Forum Discussion
Link Rows within an Access Table or Query
As Arnel has demonstrated, you have TWO tables in Access because you have related data of two types. You have, unfortunately, obscured the process by resorting to aliases (criteria1 and criteria2), making it harder to understand the actual requirement, but there is enough there for an experienced developer to guess at what is really going on. Because the first set of records each seems to be related to one or more record in the second set, that tells us you have what is known as a One-to-Many relationship, which is the basis for a large percentage of situations in a relational database application.
George_Hepworth Thanks George, I appreciate your POV. Unfortunately it's not provided to us as 2 tables, it's provided as one. The crux of the issue, unfortunately. We need a way to verify which record are related in order to turn it back into 2 tables for usability in Access.

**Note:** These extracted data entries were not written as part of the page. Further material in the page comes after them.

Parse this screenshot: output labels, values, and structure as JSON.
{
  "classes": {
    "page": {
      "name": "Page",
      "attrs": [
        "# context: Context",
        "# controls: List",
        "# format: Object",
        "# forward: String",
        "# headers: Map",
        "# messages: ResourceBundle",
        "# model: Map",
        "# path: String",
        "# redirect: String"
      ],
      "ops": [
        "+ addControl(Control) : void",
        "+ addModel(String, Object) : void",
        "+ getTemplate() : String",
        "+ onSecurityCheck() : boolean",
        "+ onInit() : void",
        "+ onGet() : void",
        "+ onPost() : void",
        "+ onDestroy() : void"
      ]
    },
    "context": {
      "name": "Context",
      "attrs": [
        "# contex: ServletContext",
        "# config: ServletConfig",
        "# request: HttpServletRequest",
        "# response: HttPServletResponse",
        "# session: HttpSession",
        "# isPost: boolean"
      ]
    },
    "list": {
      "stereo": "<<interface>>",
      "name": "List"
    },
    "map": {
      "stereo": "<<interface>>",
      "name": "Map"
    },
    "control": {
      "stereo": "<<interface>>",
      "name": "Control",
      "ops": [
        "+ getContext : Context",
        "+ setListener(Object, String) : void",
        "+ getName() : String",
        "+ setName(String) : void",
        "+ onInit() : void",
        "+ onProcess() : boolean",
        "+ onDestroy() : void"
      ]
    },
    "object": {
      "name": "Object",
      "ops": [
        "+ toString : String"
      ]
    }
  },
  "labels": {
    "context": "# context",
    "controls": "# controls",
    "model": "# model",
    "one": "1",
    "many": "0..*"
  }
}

- George_HepworthJul 18, 2022Silver Contributor
Jac_C You missed my point. It is delivered as one table, so it's up to you to create the proper two tables. You also added more information in responding to Arnel. I noted that by using aliases you obscured the problem, which is made clear by that response regarding those values. That's a common occurrence when people start posting their questions. They try to simplify the problem by aliasing data and leaving out details. That has the exact opposite effect. It leaves us guessing about what's really going on.
I suspect Arnel will have a VBA function to read the Excel file line by line using a recordset to identify those changes that indicate record changes.
To help him do that, though, you should provide REAL samples of REAL values so the guesswork is minimized.